Here’s a little story for you, fresh out of the wiles of daily life here in Mexico. We call it a key adventure.
Last Sunday our neighbors and ourselves took a shopping trip to Guadalajara, the capstone of which was a venture to one of the two Costcos there. Costco was rocking and rolling, just like it always seems to be when we visit. Packed to the gills. We circled the parking lot several times in search of a parking space until finally a Costco employee guided us into a space.
We thanked and tipped him and I slipped the key into my pocket.
Now, understand, when I say key I am referring to a fob that automatically opens and locks the doors with the press of a button and a button that “opens” the ignition key for insertion into the steering wheel. It’s a long slender piece of pot metal.
This fob was old, six years old to be sure. And the open/close buttons had long since worn out, so unlocking the car required that the key itself be used on the driver’s side door lock.
When we bought the car, we had an unpleasant encounter with the dealer, who only provided us with one fob and key. After some back and forth about providing us with a second set, the dealership chose to play hardball and said we’d have to pay $400 (U.S.) and wait a month or six weeks to get one from California. I called bullshit on this and invoked the name of an EVP at the dealership group’s headquarters. This brought action in our favor and the key was given to us, just as it should have been.
Back to Guad. We braved the crowds at Costco and sauntered back to the car. I pulled out the fob, only to discover that the actual key was missing. Gone. We assumed that somehow it had broken off. We searched the ground around and under the car and back toward the Costco entrance. Nothing. Finally, our neighbor suggested that maybe it had fallen in the car. Walking over the the passenger side I peered in and sure enough, the key was still in the ignition, broken off from the fob.
So, we grabbed a cab and did a round trip home and back with our other fob. Fortunately, the key extracted easily from the ignition and even though the battery had been draining while we were making the trip (3 hours total), the car started and we bought it home.
Now, what to do? Hunt down a Kia dealer here in Mexico and order a key for a U.S. plated vehicle? At what cost? $400 was the price six years ago. What is it now? And how long would it take?

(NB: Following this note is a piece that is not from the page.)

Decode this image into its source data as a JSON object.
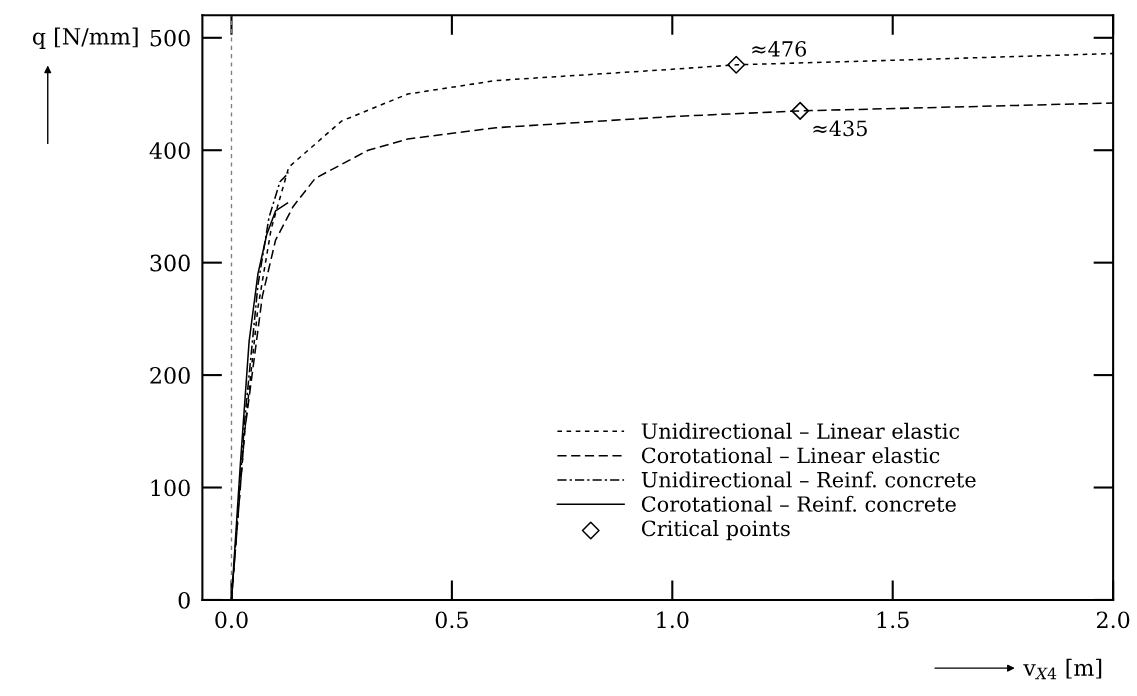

Then Bonita suggested going down to the local key shop (yes, there’s a actual shop that specializes on all kinds of keys and locks) just down the street from us. She thought maybe they could attach a key handle to the existing key so it could be used, even without the fob attachment.
(The fob attachment had just disintegrated.)
So Tuesday I walked down to the shop and made the inquiry. One of the employees spoke some English so I explained the problem. He asked if I had the actual fob. Yes, I did, and went back home and got it.
He took it and said come back in an hour.
I did, and he presented me with a new fob, Kia equipment, with our key securely attached.
Cost? A whopping $40 U.S. (800 pesos).
And the added bonus is that now we can use that fob to lock and unlock the car.
Moreover, he presented me with the disassembled old fob. No funny business here. Just professional service, well and quickly done.
This is Mexico. Items get re-used here. Or repaired or fixed. It seems to be part of the entrepreneurial spirit that we encounter everywhere here. It’s a welcome relief.